From the nation’s leading law firm representing victims of E. coli and other foodborne illness outbreaks.


National Steak and Poultry E. coli O157:H7 Outbreak

E. coli O157:H7 illnesses in six states - Colorado, Iowa, Kansas, Michigan, South Dakota and Washington - were determined by investigators from the CDC and state and local health departments to be linked to meat products from National Steak and Poultry in November and December of 2009, and into January of 2010. National Steak & Poultry recalled approximately 248,000 pounds of beef products due to potential E. coli contamination after the E. coli outbreak was traced to its tenderized steak products.

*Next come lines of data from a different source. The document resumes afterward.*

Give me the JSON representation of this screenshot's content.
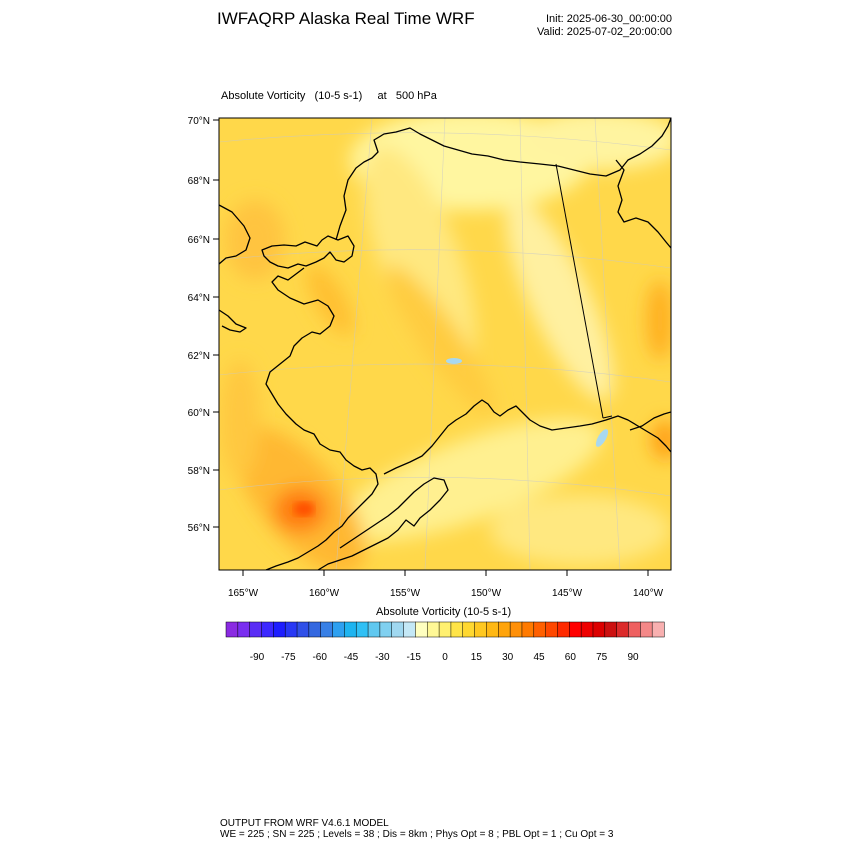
{
  "header": {
    "title": "IWFAQRP Alaska Real Time WRF",
    "init": "Init: 2025-06-30_00:00:00",
    "valid": "Valid: 2025-07-02_20:00:00"
  },
  "field": {
    "name": "Absolute Vorticity",
    "units": "(10-5 s-1)",
    "level_prefix": "at",
    "level": "500 hPa"
  },
  "axes": {
    "lat_labels": [
      "70°N",
      "68°N",
      "66°N",
      "64°N",
      "62°N",
      "60°N",
      "58°N",
      "56°N"
    ],
    "lon_labels": [
      "165°W",
      "160°W",
      "155°W",
      "150°W",
      "145°W",
      "140°W"
    ]
  },
  "colorbar": {
    "title": "Absolute Vorticity  (10-5 s-1)",
    "tick_labels": [
      "-90",
      "-75",
      "-60",
      "-45",
      "-30",
      "-15",
      "0",
      "15",
      "30",
      "45",
      "60",
      "75",
      "90"
    ],
    "colors": [
      "#8a2be2",
      "#7a2ef0",
      "#5a2df5",
      "#3c28ff",
      "#1e1eff",
      "#2838f5",
      "#3050e8",
      "#3468e0",
      "#3880e6",
      "#2ea0f0",
      "#1eb4f0",
      "#30c0f5",
      "#60c8f0",
      "#80d0f0",
      "#a0d8f0",
      "#c4e8f6",
      "#ffffc0",
      "#fff896",
      "#fff070",
      "#ffe448",
      "#ffd830",
      "#ffc820",
      "#ffb814",
      "#ffa40c",
      "#ff9008",
      "#ff7a00",
      "#ff6000",
      "#ff4800",
      "#ff2a00",
      "#ff0000",
      "#ee0000",
      "#dc0000",
      "#cc1010",
      "#dc2a2a",
      "#ee6060",
      "#f48888",
      "#f8b0b0"
    ]
  },
  "footer": {
    "line1": "OUTPUT FROM WRF V4.6.1 MODEL",
    "line2": "WE = 225 ; SN = 225 ; Levels = 38 ; Dis = 8km ; Phys Opt = 8 ; PBL Opt = 1 ; Cu Opt = 3"
  }
}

On January 6, 2010, the CDC released information on the 21 persons infected with the outbreak strain of E. coli O157:H7. The number of ill persons who were identified in the following 16 states: CA (1), CO (1), FL (1), HI (1), IA (1), IN (1), KS (1), MI (1), MN (3), NV (1), OH (2), OK (1), SD (2), TN (1), UT (2), and WA (1).

Although most E. coli outbreaks in meat are lined to ground beef, this recall was for "non-intact steaks", meaning meats that were blade tenderized before further processing. This has long been seen as a potential safety problem, as tenderizing blades can drive E. coli bacteria which might be on the outside of the steak into the meat.